The game was using a free system (that I can’t remember the name of right now) which seemed to be a mash up of Fate and Star Wars Saga Edition. The setting that came with the game as a 1920 costal town, but for his game Josh used present day Louisiana. Hurricane Igor had just hit and on its tail was Hurricane Justinian (a plug to the birthday boy I’m sure). A cruise boat, the Royal Robin was on the Mississippi during the hurricane and several hours ago all contact was lost. Our characters were sent out by the coast guard on a rescue mission to find the Robin and call in reinforcements when we located it. Because of Josh’s experience as a Coasty himself, the story came off as very reasonable. We were a rag tag group with a single Coast Guard, a red cross aid worker, a businessman with family on the boat and a renowned reporter who wanted to do a piece on Coast Guard responsiveness and was willing to do lend a hand in the mission in order to go on board. At least that is who we thought we were… and what is what we thought we were doing. Just in case Josh runs this again, I’ll remind readers that this wasn’t called a Cthulhu game for nothing.

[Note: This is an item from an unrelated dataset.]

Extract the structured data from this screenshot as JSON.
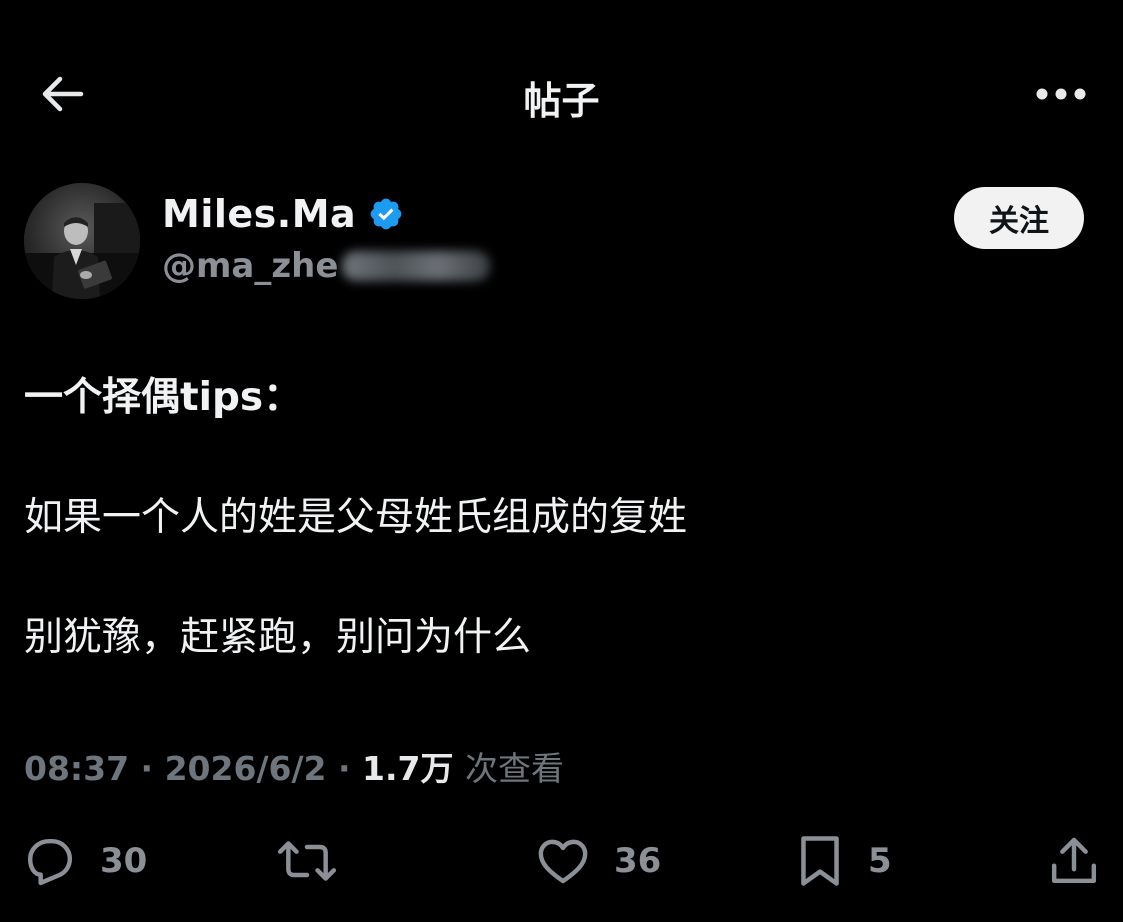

The system worked very well for what we were trying to do. A mixture of skill challenges, whose outcome meant either navigating an obstacle safely and efficiently or getting held up and the next Hurricane closing in. This was represented by a series of skill checks. Failure meant we eventually moved on but gained a “Hurricane” token, which later would be used as fate chips to compel us in all manner of horrible ways.
Josh’s experience as a Coasty clearly came through in this game. He put us up against some real life difficulties, like what you do when you can pack all the supplies you need on the little boat you’ve got. Or what happens when you get bit by a water moccasin. His depictions of the storm and the aftermath were great. Cows in trees, buildings who’s 2nd floor was untouched but was reduced to its support beams (and nothing else) on the 1st floor, and industrial tanks spilling oil throughout the swamp were all part of his lush descriptions.
Sanity decks. I’m not sure if he made them in cooperation with Justin or in response to his decks, but Josh made us all decks that we flipped every time we took enough sanity loss. They usually started off as a passion that would drive someone and ended in total depravity and/or madness. These decks really rocked.
Killer closing scenes. We each got our own ending signifying the completion of our personal journey and also offering a glimpse into the mad future the world would face. I’m not sure if Josh had these planned out or not, but they were very intense and really brought closure to the game.
What could have been improved
Were I to run this game I’d probably use fate without a stress track (only consequences). The reason being that d20s are just too wild. Arguably we had some pretty decent control of the rolls when invoking our aspects (treat the die like it was a 20 on a trained skill) when we didn’t use our aspects, the curve was (as in all d20 games) too unpredictable for my taste. Also, our characters didn’t take points of damage or loose sanity points, but Josh was doing some math behind the scenes to figure out when we should be flipping sanity cards or taking consequences. I don’t think any of that math added to the game and in several cases slowed things down.
The skill set in the game was bordering on overload. We had nearly a full page of skills but in the end only used a few of them. Another case when I think using the Fate system would probably improve it. I’d just take the character’s main skills and put them on a pyramid. Everything else is unimportant.
And thus concluded The Boy, The Bad, and The Ugly. Thanks mrboy for being born and celebrating it once a year and thanks to everyone else who came, I had a blast.